Haxby Bakehouse, in Ryedale Court, has marked 10 years since it first opened its doors.

It is owned by husband and wife team Phil and Tina Clayton, who turned the premises from a health food shop into a bakery and delicatessen in 2008.

York Press:

The bakery is based at the back of the shop where Phil and his team make and bake a range of organic breads, pastries and cakes.

Tina, who runs the shop, said: “It has flown by.

“The business has gone from strength to strength.

“Phil and his team of bakers have worked hard to get to where we are today.”

The Bakehouse, which employs eight members of staff, supplies breads to 25-plus businesses in and around York, including The Grand Hotel and Castle Howard.

All of its breads are made by hand using traditional slow fermentation methods.

The bakery uses organic flour with its breads, produced by Yorkshire Organic Millers, Stringers of Driffield and Shipton Mill.

It bakes more than 20 different types of bread, from sourdough to yeasted.
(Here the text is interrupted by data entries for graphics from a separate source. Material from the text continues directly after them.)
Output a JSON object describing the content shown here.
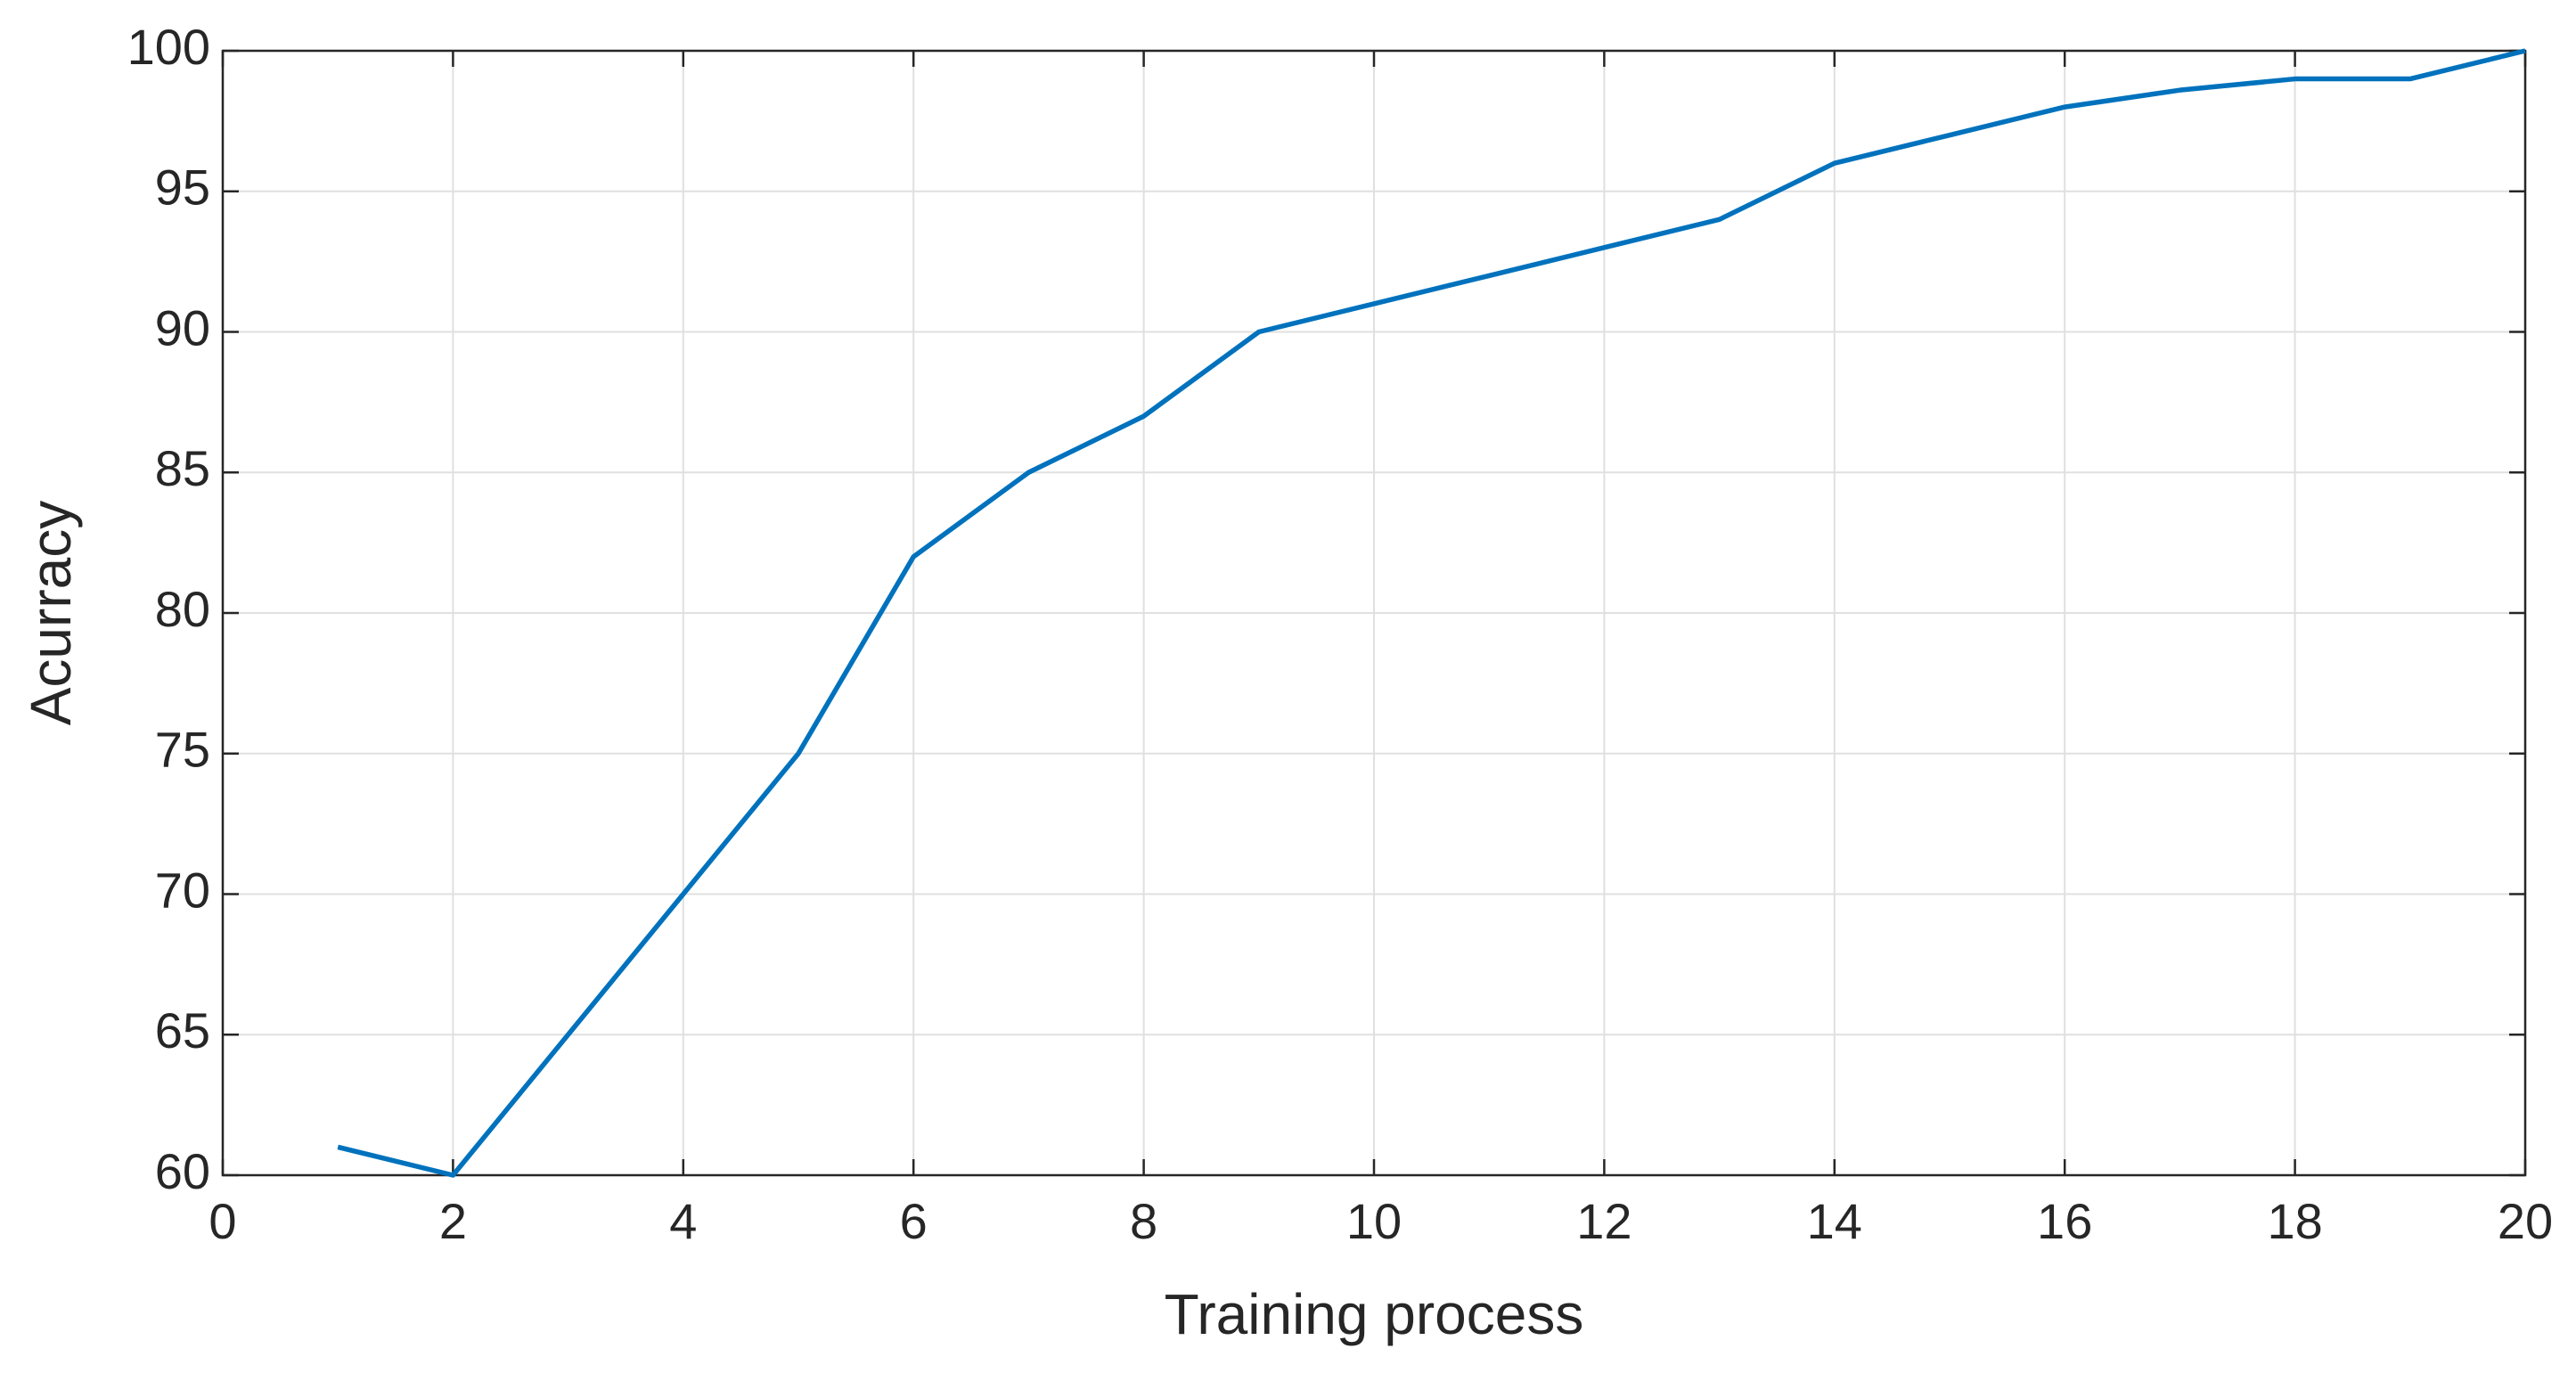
{
  "chart_data": {
    "type": "line",
    "x_label": "Training process",
    "y_label": "Acurracy",
    "x": [
      1,
      2,
      3,
      4,
      5,
      6,
      7,
      8,
      9,
      10,
      11,
      12,
      13,
      14,
      15,
      16,
      17,
      18,
      19,
      20
    ],
    "series": [
      {
        "color": "#0072bd",
        "values": [
          61,
          60,
          65,
          70,
          75,
          82,
          85,
          87,
          90,
          91,
          92,
          93,
          94,
          96,
          97,
          98,
          98.6,
          99,
          99,
          100
        ]
      }
    ],
    "xlim": [
      0,
      20
    ],
    "xticks": [
      0,
      2,
      4,
      6,
      8,
      10,
      12,
      14,
      16,
      18,
      20
    ],
    "ylim": [
      60,
      100
    ],
    "yticks": [
      60,
      65,
      70,
      75,
      80,
      85,
      90,
      95,
      100
    ],
    "grid": true
  }
}
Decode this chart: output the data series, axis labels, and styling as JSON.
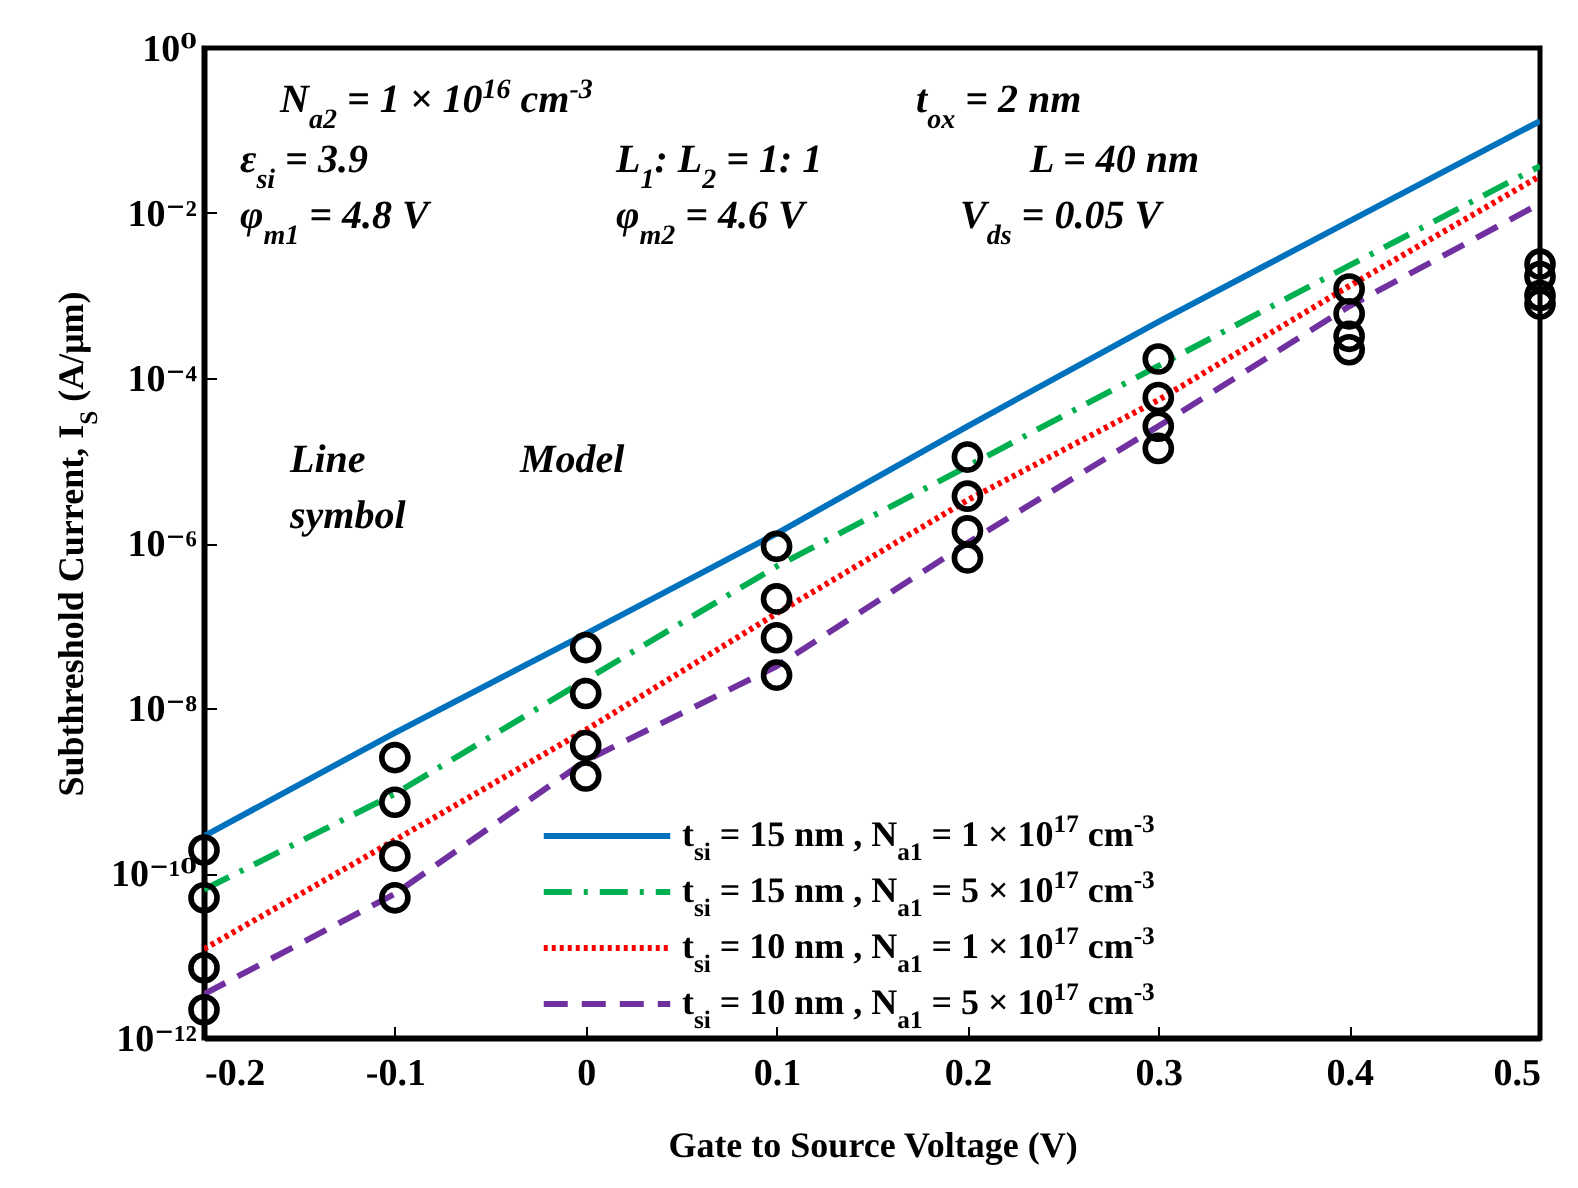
{
  "chart_data": {
    "type": "line",
    "xlabel": "Gate to Source Voltage (V)",
    "ylabel": "Subthreshold Current, I$_{S}$ (A/μm)",
    "xlim": [
      -0.2,
      0.5
    ],
    "xticks": [
      -0.2,
      -0.1,
      0,
      0.1,
      0.2,
      0.3,
      0.4,
      0.5
    ],
    "ylim": [
      1e-12,
      1
    ],
    "yticks": [
      {
        "value": 1e-12,
        "label": "10⁻¹²"
      },
      {
        "value": 1e-10,
        "label": "10⁻¹⁰"
      },
      {
        "value": 1e-08,
        "label": "10⁻⁸"
      },
      {
        "value": 1e-06,
        "label": "10⁻⁶"
      },
      {
        "value": 0.0001,
        "label": "10⁻⁴"
      },
      {
        "value": 0.01,
        "label": "10⁻²"
      },
      {
        "value": 1,
        "label": "10⁰"
      }
    ],
    "log": true,
    "grid": false,
    "legend": "bottom right",
    "x": [
      -0.2,
      -0.1,
      0,
      0.1,
      0.2,
      0.3,
      0.4,
      0.5
    ],
    "series": [
      {
        "name": "t$_{si}$ = 15 nm , N$_{a1}$ = 1 × 10$^{17}$ cm$^{-3}$",
        "color": "#0072bd",
        "line_style": "solid",
        "values": [
          2.8e-10,
          5e-09,
          7.9e-08,
          1.3e-06,
          2.6e-05,
          0.00048,
          0.0079,
          0.13
        ]
      },
      {
        "name": "t$_{si}$ = 15 nm , N$_{a1}$ = 5 × 10$^{17}$ cm$^{-3}$",
        "color": "#00b050",
        "line_style": "dashdot",
        "values": [
          6.3e-11,
          9.1e-10,
          2.2e-08,
          5.2e-07,
          8.5e-06,
          0.00014,
          0.0023,
          0.037
        ]
      },
      {
        "name": "t$_{si}$ = 10 nm , N$_{a1}$ = 1 × 10$^{17}$ cm$^{-3}$",
        "color": "#ff0000",
        "line_style": "dotted",
        "values": [
          1.2e-11,
          2.5e-10,
          5.4e-09,
          1.4e-07,
          3.3e-06,
          5.4e-05,
          0.0013,
          0.028
        ]
      },
      {
        "name": "t$_{si}$ = 10 nm , N$_{a1}$ = 5 × 10$^{17}$ cm$^{-3}$",
        "color": "#7030a0",
        "line_style": "dashed",
        "values": [
          3.4e-12,
          5.6e-11,
          2.3e-09,
          3.2e-08,
          1e-06,
          2.6e-05,
          0.00074,
          0.013
        ]
      },
      {
        "type": "scatter",
        "color": "#000000",
        "marker": "circle",
        "x": [
          -0.2,
          -0.2,
          -0.2,
          -0.2,
          -0.1,
          -0.1,
          -0.1,
          -0.1,
          0,
          0,
          0,
          0,
          0.1,
          0.1,
          0.1,
          0.1,
          0.2,
          0.2,
          0.2,
          0.2,
          0.3,
          0.3,
          0.3,
          0.3,
          0.4,
          0.4,
          0.4,
          0.4,
          0.5,
          0.5,
          0.5,
          0.5
        ],
        "values": [
          1.9e-10,
          5e-11,
          7.1e-12,
          2.2e-12,
          2.5e-09,
          7.2e-10,
          1.6e-10,
          5e-11,
          5.4e-08,
          1.5e-08,
          3.5e-09,
          1.5e-09,
          9.1e-07,
          2.1e-07,
          7.1e-08,
          2.5e-08,
          1.1e-05,
          3.7e-06,
          1.4e-06,
          6.6e-07,
          0.00017,
          5.8e-05,
          2.6e-05,
          1.4e-05,
          0.0012,
          0.0006,
          0.00032,
          0.00022,
          0.0024,
          0.0017,
          0.001,
          0.00079
        ]
      }
    ],
    "annotations": [
      "N$_{a2}$ = 1 × 10$^{16}$ cm$^{-3}$",
      "t$_{ox}$ = 2 nm",
      "ε$_{si}$ = 3.9",
      "L$_{1}$: L$_{2}$ = 1: 1",
      "L = 40 nm",
      "φ$_{m1}$ = 4.8 V",
      "φ$_{m2}$ = 4.6 V",
      "V$_{ds}$ = 0.05 V",
      "Line",
      "symbol",
      "Model"
    ]
  }
}
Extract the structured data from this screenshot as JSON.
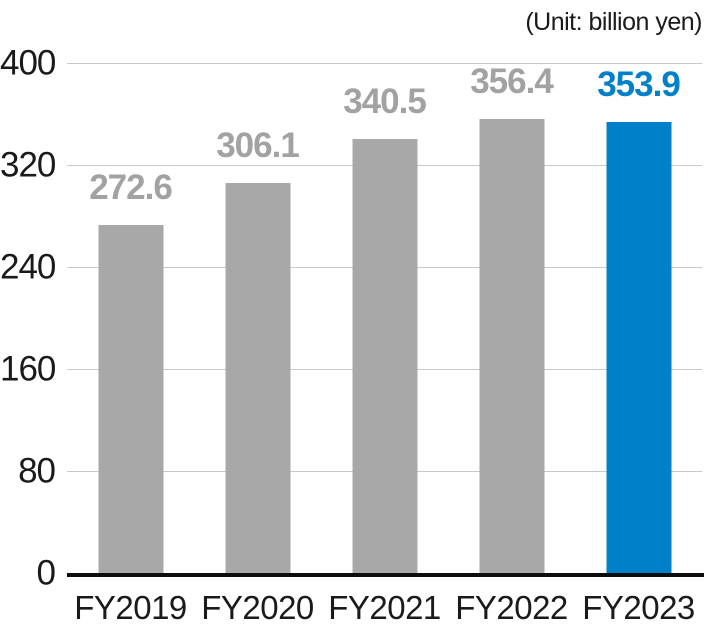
{
  "unit_label": "(Unit: billion yen)",
  "colors": {
    "bar_default": "#a8a8a8",
    "bar_highlight": "#0080c8",
    "value_label_default": "#a2a2a2",
    "value_label_highlight": "#0080c8",
    "gridline": "#c9c9c9",
    "axis_line": "#0d0d0d",
    "tick_text": "#1a1a1a"
  },
  "chart_data": {
    "type": "bar",
    "title": "",
    "unit": "(Unit: billion yen)",
    "categories": [
      "FY2019",
      "FY2020",
      "FY2021",
      "FY2022",
      "FY2023"
    ],
    "values": [
      272.6,
      306.1,
      340.5,
      356.4,
      353.9
    ],
    "value_labels": [
      "272.6",
      "306.1",
      "340.5",
      "356.4",
      "353.9"
    ],
    "highlight_index": 4,
    "xlabel": "",
    "ylabel": "",
    "ylim": [
      0,
      400
    ],
    "yticks": [
      0,
      80,
      160,
      240,
      320,
      400
    ],
    "grid": "horizontal",
    "legend": "none"
  }
}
Its Yorkshire Mill Sourdough, which is half wholemeal, half white flour, won first place in the 2013 World Bread Awards, but Tina said the bakery’s Pain De Levain, which is a French-style loaf, is probably its most popular bread.

The Bakehouse featured in an article by The Guardian earlier this year, which asked top chefs and food experts from around the UK for the best meal or snack you can buy for a fiver or less.

Michelin-starred chef Tommy Banks, chef-owner of The Black Swan at Oldstead,

recommended the Bakehouse’s Focaccia.